Parameter	Type	Default	Description
`file_paths`	`string[]`	required	List of file paths
`domain`	`string`	`"generic"`	Preset name
`embed`	`boolean`	`true`	Generate embeddings
`chunk_target_tokens`	`integer`	`500`	Target chunk size
`enrich`	`boolean`	`true`	Run LLM enrichment
`store`	`boolean`	`false`	Persist results
`max_concurrent`	`integer`	`5`	Max concurrent pipelines

Failed files don’t crash the batch — each gets a result with passed=false.

distill_chunks_only

Chunk text without any LLM calls. No API key needed.

Parameter	Type	Default	Description
`text`	`string`	required	Text to chunk
`chunk_target_tokens`	`integer`	`500`	Target chunk size
`overlap_tokens`	`integer`	`50`	Token overlap between chunks
`min_tokens`	`integer`	`0`	Merge chunks below this size
`strategy`	`string`	`"paragraph"`	`"paragraph"`, `"sentence"`, or `"fixed"`

distill_validate

Check coverage between original text and a set of chunks.

Parameter	Type	Default	Description
`original_text`	`string`	required	Source text
`chunk_texts`	`string[]`	required	Chunk strings to validate

Returns coverage score (0–1) and any missing segments.

distill_search

Semantic search across stored documents using cosine similarity.

Parameter	Type	Default	Description
`query`	`string`	required	Natural language search query
`top_k`	`integer`	`10`	Number of results
`document_type`	`string`	none	Filter by document type

Requires documents stored with store=true and embed=true.

distill_list_documents

List all documents in the store.

Parameter	Type	Default	Description
`document_type`	`string`	none	Filter by type
`limit`	`integer`	`50`	Max documents to return

distill_get_document

Get full details and chunks for a stored document.

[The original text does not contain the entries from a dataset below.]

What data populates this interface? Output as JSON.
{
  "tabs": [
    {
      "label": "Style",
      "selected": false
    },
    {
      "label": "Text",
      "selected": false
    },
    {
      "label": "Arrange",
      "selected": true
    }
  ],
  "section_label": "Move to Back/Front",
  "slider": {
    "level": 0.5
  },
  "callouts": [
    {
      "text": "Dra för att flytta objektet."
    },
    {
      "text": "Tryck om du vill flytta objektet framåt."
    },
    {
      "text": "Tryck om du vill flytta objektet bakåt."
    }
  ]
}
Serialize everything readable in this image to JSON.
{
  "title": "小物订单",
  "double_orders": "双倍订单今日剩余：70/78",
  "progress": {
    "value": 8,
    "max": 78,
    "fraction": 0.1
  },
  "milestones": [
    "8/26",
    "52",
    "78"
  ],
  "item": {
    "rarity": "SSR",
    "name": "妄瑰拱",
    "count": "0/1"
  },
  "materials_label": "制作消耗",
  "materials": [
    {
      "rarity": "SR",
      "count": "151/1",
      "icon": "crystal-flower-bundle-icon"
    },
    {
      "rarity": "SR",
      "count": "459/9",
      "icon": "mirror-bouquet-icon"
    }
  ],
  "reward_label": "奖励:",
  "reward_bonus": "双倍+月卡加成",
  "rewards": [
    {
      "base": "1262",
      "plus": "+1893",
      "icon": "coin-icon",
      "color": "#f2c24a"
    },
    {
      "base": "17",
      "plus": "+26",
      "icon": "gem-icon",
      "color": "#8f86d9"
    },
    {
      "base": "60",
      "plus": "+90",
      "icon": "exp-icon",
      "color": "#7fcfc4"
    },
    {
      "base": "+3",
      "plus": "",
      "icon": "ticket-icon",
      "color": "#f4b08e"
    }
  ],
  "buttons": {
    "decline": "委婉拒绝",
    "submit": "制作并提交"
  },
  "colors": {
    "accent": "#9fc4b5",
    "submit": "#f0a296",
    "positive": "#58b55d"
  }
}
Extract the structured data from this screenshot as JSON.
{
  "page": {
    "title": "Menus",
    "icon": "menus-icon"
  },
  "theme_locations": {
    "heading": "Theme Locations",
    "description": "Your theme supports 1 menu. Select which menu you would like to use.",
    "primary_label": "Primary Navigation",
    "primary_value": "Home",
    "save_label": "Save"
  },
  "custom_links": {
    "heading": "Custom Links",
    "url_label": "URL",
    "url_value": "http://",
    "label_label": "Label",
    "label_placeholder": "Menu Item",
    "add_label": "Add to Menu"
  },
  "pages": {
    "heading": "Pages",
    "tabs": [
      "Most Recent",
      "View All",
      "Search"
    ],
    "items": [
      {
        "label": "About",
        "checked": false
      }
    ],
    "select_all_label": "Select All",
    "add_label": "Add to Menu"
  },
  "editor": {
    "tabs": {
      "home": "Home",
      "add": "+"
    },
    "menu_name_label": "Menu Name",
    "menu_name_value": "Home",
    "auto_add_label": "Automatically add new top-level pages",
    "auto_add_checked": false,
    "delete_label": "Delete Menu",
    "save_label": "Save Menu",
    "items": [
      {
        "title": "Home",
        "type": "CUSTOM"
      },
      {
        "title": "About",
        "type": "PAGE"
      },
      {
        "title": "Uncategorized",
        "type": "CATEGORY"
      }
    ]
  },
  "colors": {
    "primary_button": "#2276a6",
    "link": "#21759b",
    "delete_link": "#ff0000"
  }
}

Parameter	Type	Default	Description
`document_id`	`string`	required	Document UUID

Example Workflows

Process and search documents

Use distill_file with store=true to process and persist documents
Use distill_search to find relevant chunks across all stored documents
Use distill_get_document to retrieve full context for a specific document

Quick chunking

Use distill_chunks_only when you just need to split text — no API key, no LLM calls, instant results.

Legal document analysis

Use distill_file with domain="legal" to extract case numbers, attorneys, court orders, and transcript speaker turns automatically.